Final answer:
The probability that the drug claim is rejected given the drug actually cures the disease 72% of the time is approximately 0.0735 or 7.35%, calculated by approximating the binomial distribution with a normal distribution and finding the Z-score.
Step-by-step explanation:
Here, we assume that the claim is true. We have 100 patients, and the claim is rejected if fewer than 66 are cured. Using the normal distribution to approximate the binomial distribution, we calculate the probability of rejection.
First, we determine the mean (μ) and the standard deviation (σ) for our binomial distribution.
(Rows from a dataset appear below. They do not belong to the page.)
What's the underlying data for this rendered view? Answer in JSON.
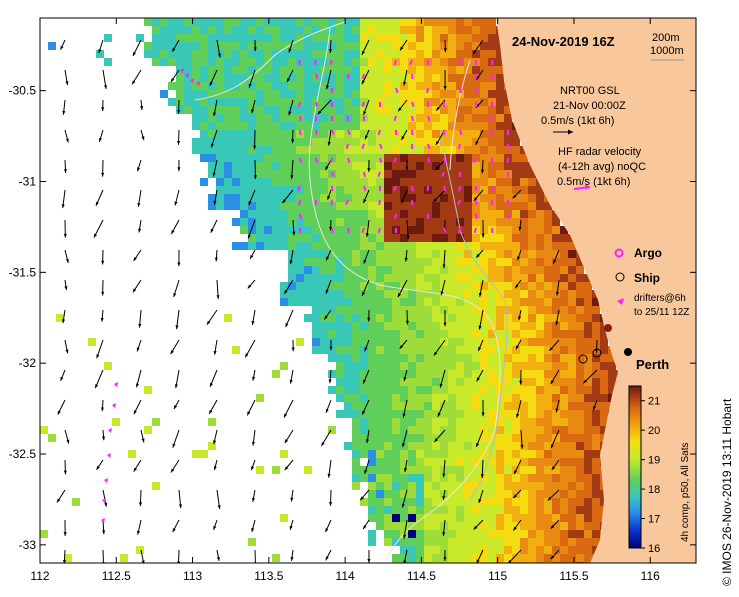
{
  "map": {
    "title": "24-Nov-2019 16Z",
    "scale_contours": [
      "200m",
      "1000m"
    ],
    "x_ticks": [
      "112",
      "112.5",
      "113",
      "113.5",
      "114",
      "114.5",
      "115",
      "115.5",
      "116"
    ],
    "y_ticks": [
      "-30.5",
      "-31",
      "-31.5",
      "-32",
      "-32.5",
      "-33"
    ],
    "lon_range": [
      112,
      116.3
    ],
    "lat_range": [
      -33.1,
      -30.1
    ]
  },
  "legend": {
    "nrt_lines": [
      "NRT00 GSL",
      "21-Nov 00:00Z",
      "0.5m/s (1kt 6h)"
    ],
    "hf_lines": [
      "HF radar velocity",
      "(4-12h avg) noQC",
      "0.5m/s (1kt 6h)"
    ],
    "argo_label": "Argo",
    "ship_label": "Ship",
    "drifters_lines": [
      "drifters@6h",
      "to 25/11 12Z"
    ]
  },
  "place": {
    "perth_label": "Perth"
  },
  "colorbar": {
    "ticks": [
      "21",
      "20",
      "19",
      "18",
      "17",
      "16"
    ],
    "min": 16,
    "max": 21.5,
    "caption": "4h comp, p50, All Sats"
  },
  "credit": "© IMOS 26-Nov-2019 13:11 Hobart",
  "colors": {
    "land": "#f8c79c",
    "argo": "#ff20ff",
    "hf_arrow": "#ff20ff",
    "arrow": "#000000",
    "contour": "#e6e6e6"
  }
}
The mean μ = np and the standard deviation σ = √npq, where 'n' is the number of trials (100), 'p' is the probability of success (0.72), and 'q' is the probability of failure (1-p).
μ = 100 × 0.72 = 72
σ = √(100 × 0.72 × 0.28) = √(20.16) = 4.49 (approximately)
The Z-score for 65.5 (since we want fewer than 66, we add 0.5 for continuity correction) is given by:
Z = (X - μ) / σ = (65.5 - 72) / 4.49 = -1.45 (approximately)
Using a Z-table, or a calculator, we find the probability of a Z-score being less than -1.45.
The probability is approximately 0.0735. Therefore, the probability that the claim is rejected given the drug actually works is 0.0735, or 7.35%.